Some 250 bikes will feature the new light, known as the Laserlight from Blaze, in the coming weeks for a pilot program to improve safety by increasing the visibility of nighttime cyclists.

The beacon, a green pictogram projected several feet ahead the bike, serves as a tip-off to nearby pedestrians and motorists.

“By incorporating Blaze’s lights into the bike, we aim to keep New Yorkers on foot, behind the wheel and riding a Citi Bike safer and to improve the rider experience overall so that people of all backgrounds are inspired to try New York City’s popular bike share program,” said Jay Walder, president and CEO of Motivate, operators of the Citi Bike program, in a statement.

Blaze’s lights are already in use in London, where the company is headquartered. Transport for London announced last year that it would begin outfitting the city’s entire bike share fleet with the beacon. After “extensive research” on the beacon’s use overseas, Citi Bike decided to try it out in New York.

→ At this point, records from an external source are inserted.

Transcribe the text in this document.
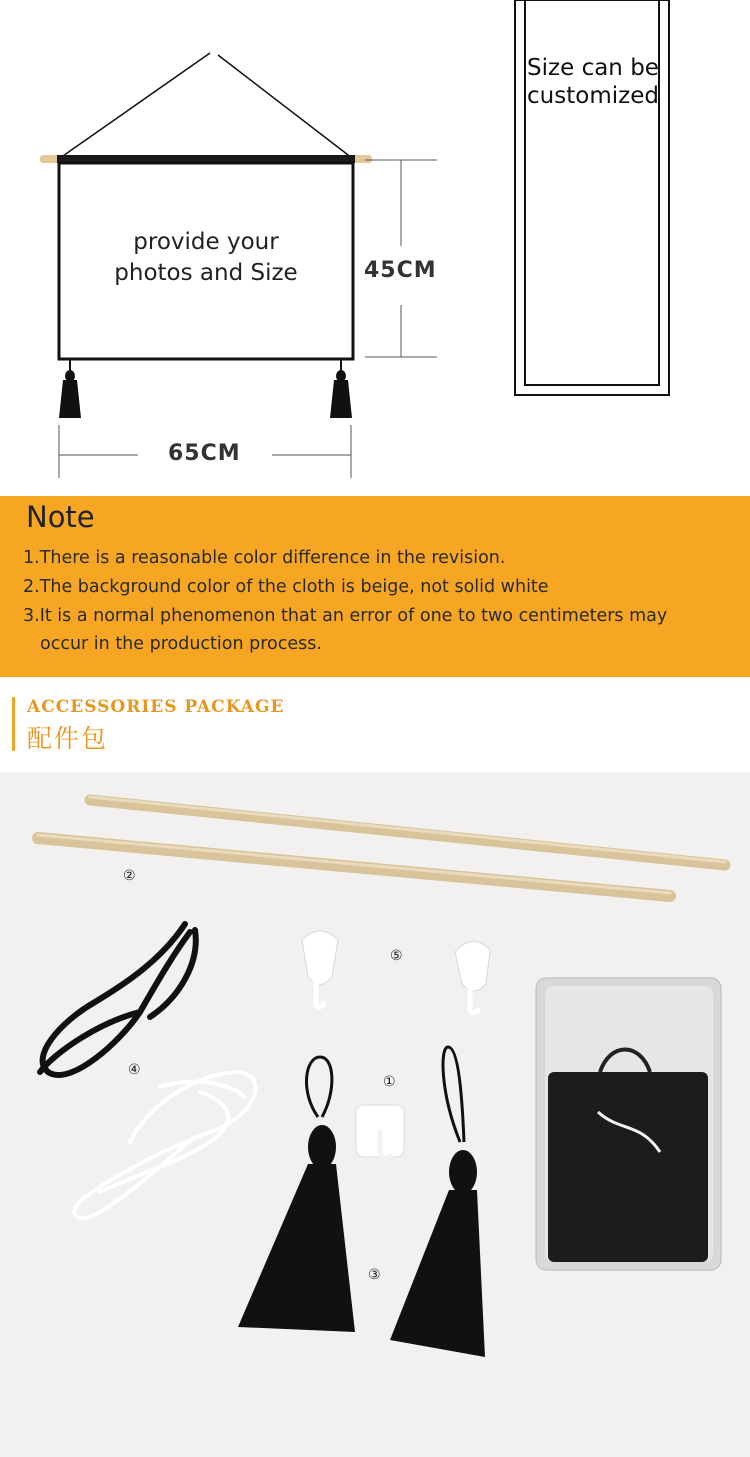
provide your
photos and Size	45CM
65CM
Size can be
customized
Note
1.There is a reasonable color difference in the revision.
2.The background color of the cloth is beige, not solid white
3.It is a normal phenomenon that an error of one to two centimeters may
occur in the production process.
ACCESSORIES PACKAGE
配件包
①
②
③
④
⑤
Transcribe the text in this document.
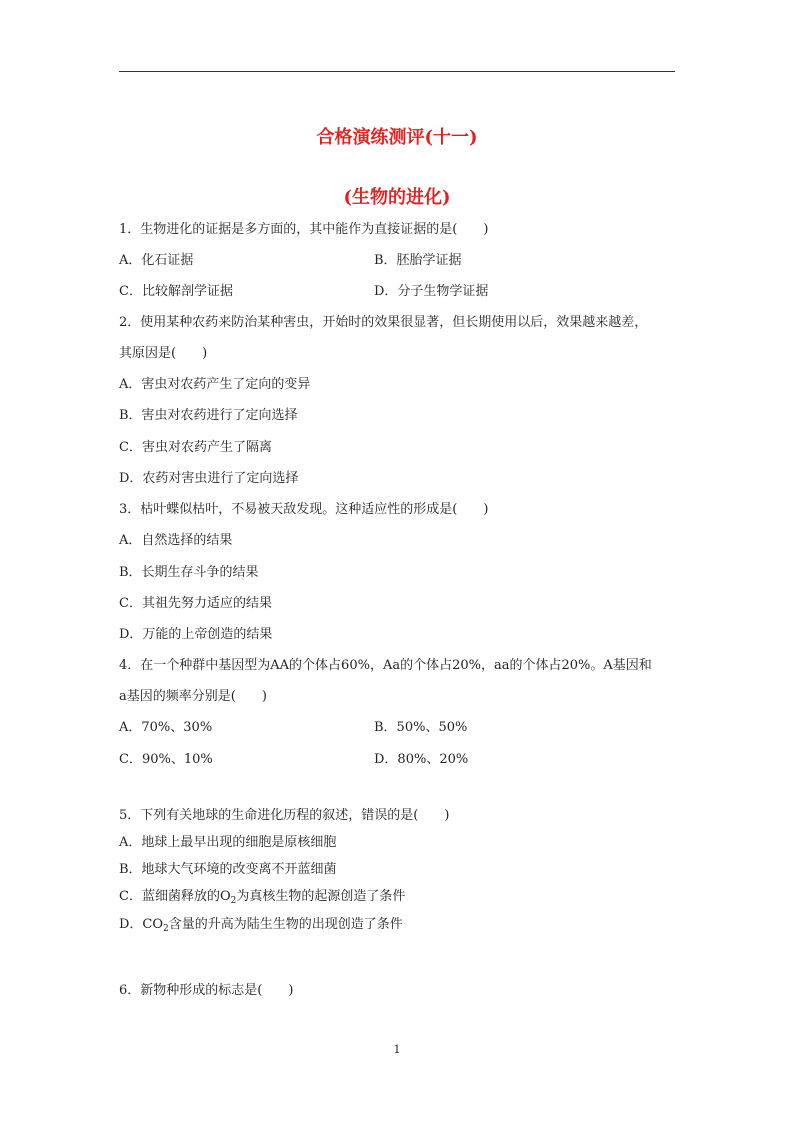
合格演练测评(十一)
(生物的进化)
1．生物进化的证据是多方面的，其中能作为直接证据的是(　　)
A．化石证据	B．胚胎学证据
C．比较解剖学证据	D．分子生物学证据
2．使用某种农药来防治某种害虫，开始时的效果很显著，但长期使用以后，效果越来越差，
其原因是(　　)
A．害虫对农药产生了定向的变异
B．害虫对农药进行了定向选择
C．害虫对农药产生了隔离
D．农药对害虫进行了定向选择
3．枯叶蝶似枯叶，不易被天敌发现。这种适应性的形成是(　　)
A．自然选择的结果
B．长期生存斗争的结果
C．其祖先努力适应的结果
D．万能的上帝创造的结果
4．在一个种群中基因型为AA的个体占60%，Aa的个体占20%，aa的个体占20%。A基因和
a基因的频率分别是(　　)
A．70%、30%	B．50%、50%
C．90%、10%	D．80%、20%
5．下列有关地球的生命进化历程的叙述，错误的是(　　)
A．地球上最早出现的细胞是原核细胞
B．地球大气环境的改变离不开蓝细菌
C．蓝细菌释放的$O_2$为真核生物的起源创造了条件
D．$CO_2$含量的升高为陆生生物的出现创造了条件
6．新物种形成的标志是(　　)
1
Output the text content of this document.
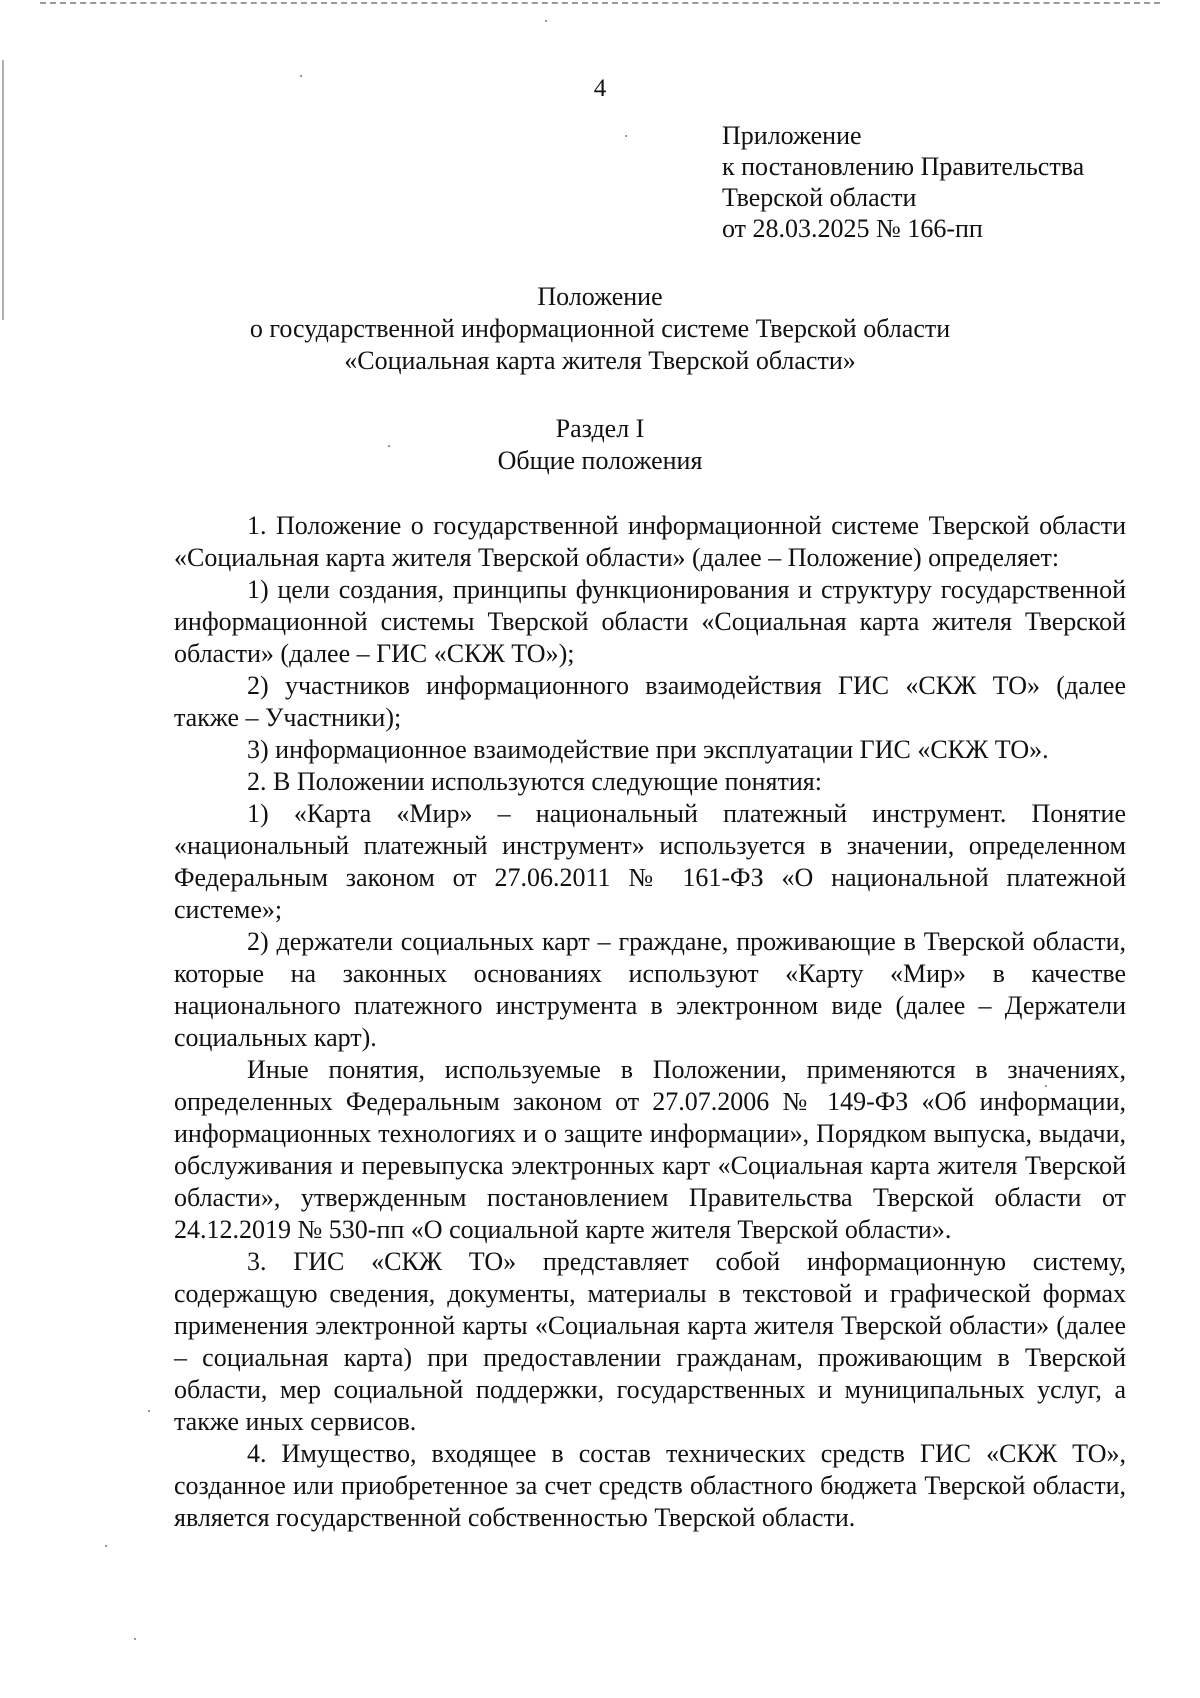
4
Приложение
к постановлению Правительства
Тверской области
от 28.03.2025 № 166-пп
Положение
о государственной информационной системе Тверской области
«Социальная карта жителя Тверской области»
Раздел I
Общие положения

1. Положение о государственной информационной системе Тверской области «Социальная карта жителя Тверской области» (далее – Положение) определяет:

1) цели создания, принципы функционирования и структуру государственной информационной системы Тверской области «Социальная карта жителя Тверской области» (далее – ГИС «СКЖ ТО»);

2) участников информационного взаимодействия ГИС «СКЖ ТО» (далее также – Участники);

3) информационное взаимодействие при эксплуатации ГИС «СКЖ ТО».

2. В Положении используются следующие понятия:

1) «Карта «Мир» – национальный платежный инструмент. Понятие «национальный платежный инструмент» используется в значении, определенном Федеральным законом от 27.06.2011 № 161-ФЗ «О национальной платежной системе»;

2) держатели социальных карт – граждане, проживающие в Тверской области, которые на законных основаниях используют «Карту «Мир» в качестве национального платежного инструмента в электронном виде (далее – Держатели социальных карт).

Иные понятия, используемые в Положении, применяются в значениях, определенных Федеральным законом от 27.07.2006 № 149-ФЗ «Об информации, информационных технологиях и о защите информации», Порядком выпуска, выдачи, обслуживания и перевыпуска электронных карт «Социальная карта жителя Тверской области», утвержденным постановлением Правительства Тверской области от 24.12.2019 № 530-пп «О социальной карте жителя Тверской области».

3. ГИС «СКЖ ТО» представляет собой информационную систему, содержащую сведения, документы, материалы в текстовой и графической формах применения электронной карты «Социальная карта жителя Тверской области» (далее – социальная карта) при предоставлении гражданам, проживающим в Тверской области, мер социальной поддержки, государственных и муниципальных услуг, а также иных сервисов.

4. Имущество, входящее в состав технических средств ГИС «СКЖ ТО», созданное или приобретенное за счет средств областного бюджета Тверской области, является государственной собственностью Тверской области.
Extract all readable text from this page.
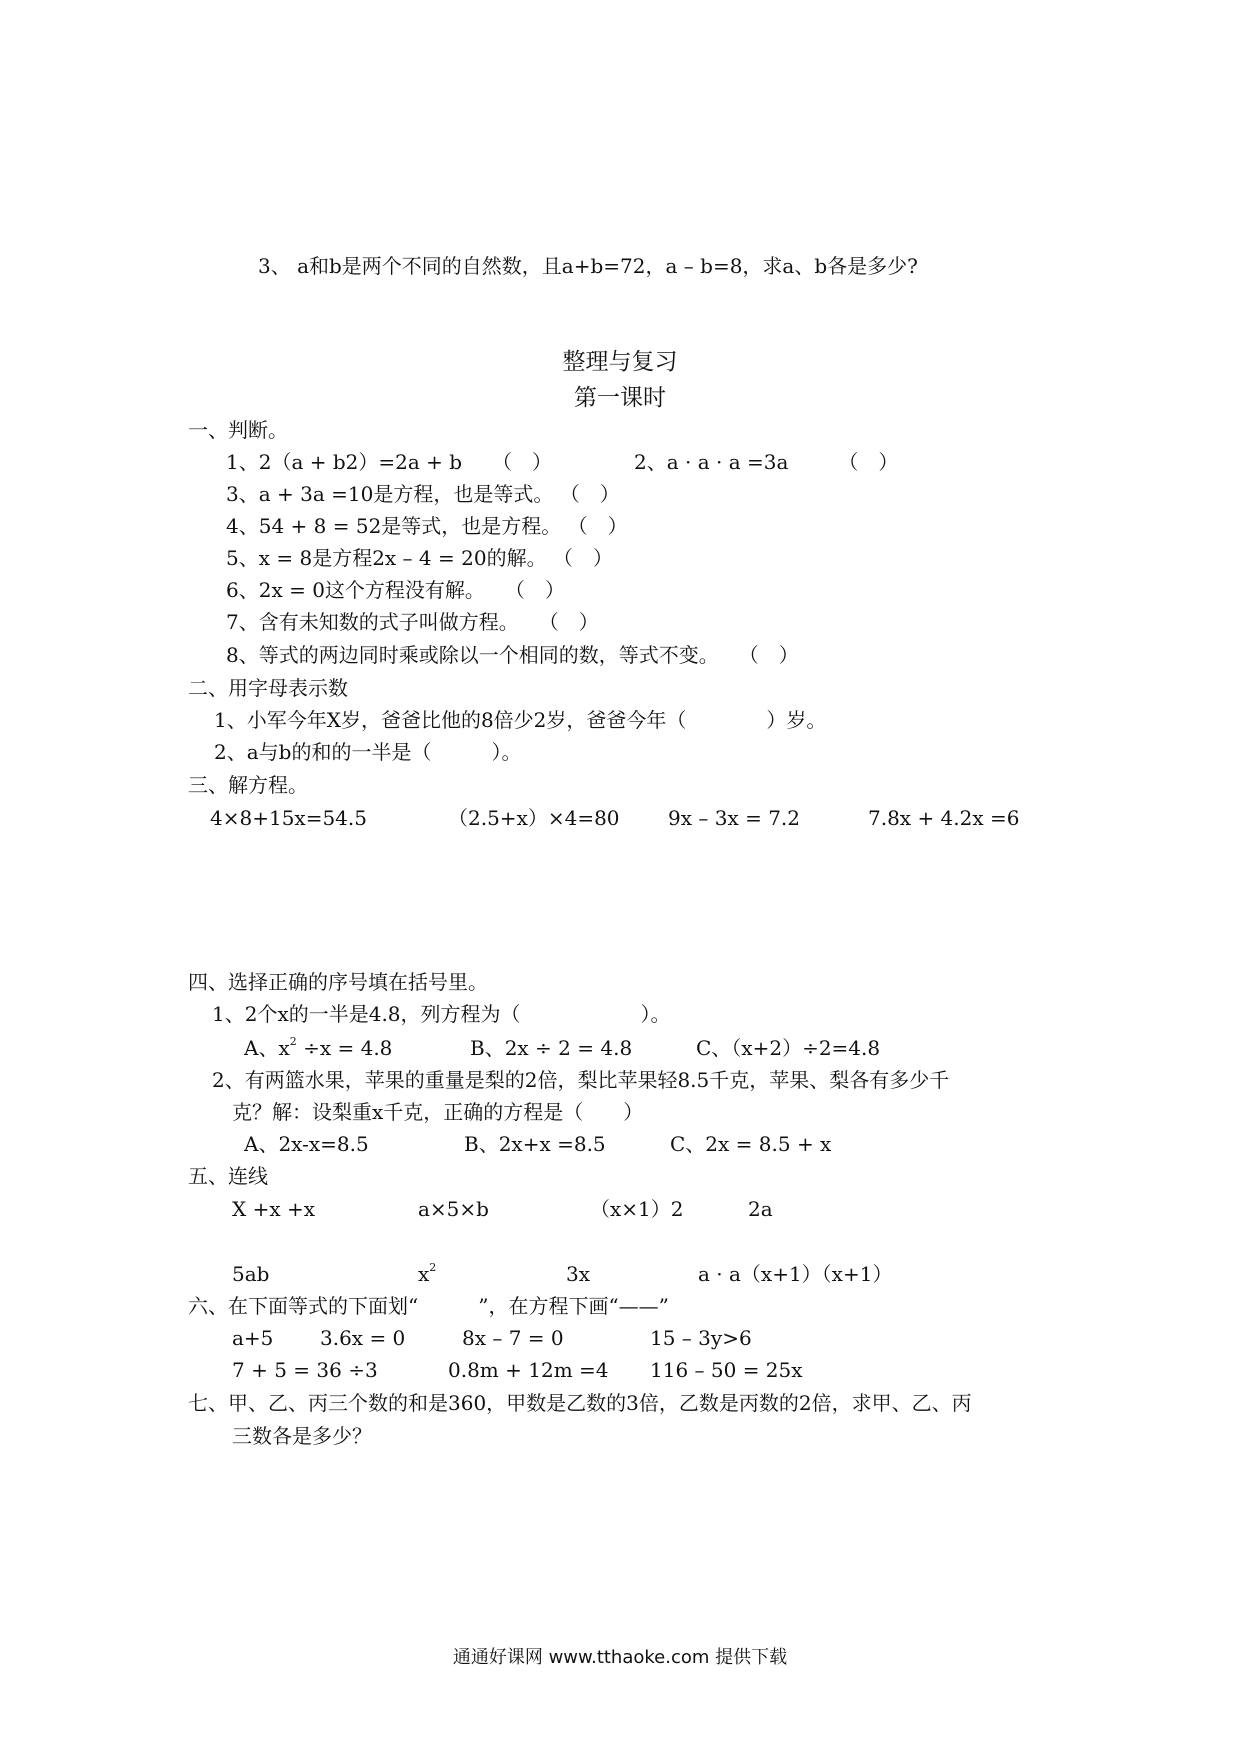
3、 a和b是两个不同的自然数，且a+b=72，a – b=8，求a、b各是多少?
整理与复习
第一课时
一、判断。
1、2（a + b2）=2a + b　　（　）	2、a · a · a =3a　　　（　）
3、a + 3a =10是方程，也是等式。 （　）
4、54 + 8 = 52是等式，也是方程。 （　）
5、x = 8是方程2x – 4 = 20的解。 （　）
6、2x = 0这个方程没有解。　　（　）
7、含有未知数的式子叫做方程。　　（　）
8、等式的两边同时乘或除以一个相同的数，等式不变。　　（　）
二、用字母表示数
1、小军今年X岁，爸爸比他的8倍少2岁，爸爸今年（　　　　）岁。
2、a与b的和的一半是（　　　）。
三、解方程。
4×8+15x=54.5	（2.5+x）×4=80 9x – 3x = 7.2	7.8x + 4.2x =6
四、选择正确的序号填在括号里。
1、2个x的一半是4.8，列方程为（　　　　　　）。
A、$x^2 \div x = 4.8$	B、2x ÷ 2 = 4.8	C、（x+2）÷2=4.8
2、有两篮水果，苹果的重量是梨的2倍，梨比苹果轻8.5千克，苹果、梨各有多少千
克？解：设梨重x千克，正确的方程是（　　）
A、2x-x=8.5	B、2x+x =8.5	C、2x = 8.5 + x
五、连线
X +x +x	a×5×b	（x×1）2	2a
5ab	$x^2$	3x	a · a（x+1）（x+1）
六、在下面等式的下面划“　　　”，在方程下画“——”
a+5 3.6x = 0	8x – 7 = 0	15 – 3y>6
7 + 5 = 36 ÷3	0.8m + 12m =4 116 – 50 = 25x
七、甲、乙、丙三个数的和是360，甲数是乙数的3倍，乙数是丙数的2倍，求甲、乙、丙
三数各是多少？
通通好课网 www.tthaoke.com 提供下载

“Blaze are delighted that Citi Bike will pilot the Laserlight this winter,” said Emily Brooke, founder and CEO of Blaze, in a statement. “We have been working with Motivate for over a year to develop a brand new product that brings our innovative projection technology to the streets of New York.”

With Citi Bike approaching a 10,000-bike fleet, the lights will be used on a small fraction of bikes. The pilot number of 250 was decided on due to funding constraints. But Citi Bike said it hopes the initiative will be warmly received, especially by women, who the bike share is trying to encourage to ride. (Studies have shown women are more likely to ride in safer environments.)

The pilot is also a proactive measure. Thus far Citi Bike has boasted a safety record that includes a few serious injuries and no deaths over the course of three years and almost 37 million trips, according to Citi Bike.

“This is an excellent tool for promoting street safety by making drivers more aware of cyclists, and it’s also a fun and eye-catching way to promote cycling and bike share,” said Brian Zumhagen, a spokesman for Transportation Alternatives.

Six city councilmembers were quoted in a news release supporting the move. Though none were more to-the-point than the Upper West Side’s Helen Rosenthal, whose statement in totality read: “This looks really cool.”